Jerry Cross is in charge of entomology and plant pathology at East Malling Research, where trials to minimize residues on fruit were successful.

Jerry Cross is in charge of entomology and plant pathology at East Malling Research, where trials to minimize residues on fruit were successful.

Geraldine Warner

A “name and shame” policy by the British government several years ago prompted apple growers to make efforts to reduce the residues on their fruit.

The government does routine surveillance of residues on both British and imported produce, explained Dr. Jerry Cross, who is in charge of entomology and plant pathology at East Malling Research in Kent, England. Samples are taken from supermarket shelves and analyzed for 150 pesticide active ingredients at a gov­ernment laboratory. The results are ­published on the Internet once a quarter.

The government has been doing this for a long time, Cross said, and until about 2002, no names were published, so that when apples with high residues were found, no one knew who produced them or where they were sold.

More recently, though, the government decided to make the results more transparent and “name and shame” the culprits by giving full details of where the samples were taken and where the apples were produced, he said. “This changed the politics of it all quite dramatically.”

One set of results was published on the front page of a national newspaper with a headline asserting that the Marks and Spencer sold fruit with the highest residues in Britain. The article ranked supermarkets in terms of incidence of residues.

This caused a change in attitudes towards pesticide residues, Cross recalled, and supermarkets began asking growers to reduce residues to below reporting limits. Reporting limits, which generally ranged from 0.02 to 0.05 milligrams per kilogram, were lower than the maximum residue limits set by law.

Susceptible

Most English apple growers are producing varieties that are susceptible to scab and mildew, such as Gala, Braeburn, and Kanzi. The standard control strategy is to apply fungicides every seven to ten days, often with several products in the tank, Cross said. Sprays for scab are applied from bud burst until midsummer. Mildew sprays continue until August.  When sprays are applied 15 times or more a season, there’s a strong ­possibility of residues on the fruit at harvest.

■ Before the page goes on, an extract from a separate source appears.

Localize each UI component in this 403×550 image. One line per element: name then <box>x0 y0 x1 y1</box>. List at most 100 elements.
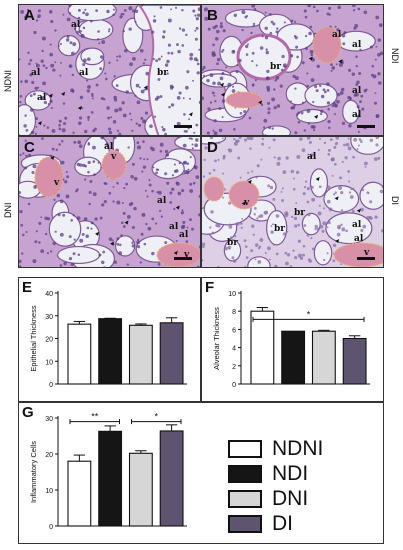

In the 1990s, East Malling researchers had already decided to explore the possibility of growing apples with no or minimal residues. In trials, no conventional pesticides were applied during fruit development. Only sulfur was applied for scab and mildew control. Mating disruption and granulosis virus were used to control codling moth. Cross said sulfur, because it occurs naturally, has a high reporting limit and can be used liberally. Scab sprays were applied after harvest, when conventional growers would normally have given up for the year. Researchers found that scab was developing on the undersides of leaves after harvest and by applying postharvest treatments, scab pressure was reduced the following year. As a result, scab control was as good or better than with conventional treatments applied every ten days during the growing season.

Growers tend to be reluctant to respond to market demand if there is no financial reward, Cross said, but about half a dozen growers around the country followed the ­low-residue strategy on a commercial scale for several years and it worked out well.

Then the recession came and supermarkets lost interest in low residues. Meanwhile, analytical chemists have more sensitive equipment that can detect pesticides at very low levels, and the European Union has lowered reporting levels to 0.01 milligrams per ­kilogram (except for sulfur).

“The industry has put a huge effort into reducing incidence of residues but had the goal posts moved, and it’s been a demotivating factor,” Cross said.  “I’m sure supermarkets would like to have apples without reportable pesticides on them, and it can be done, but it requires a serious, concerted effort.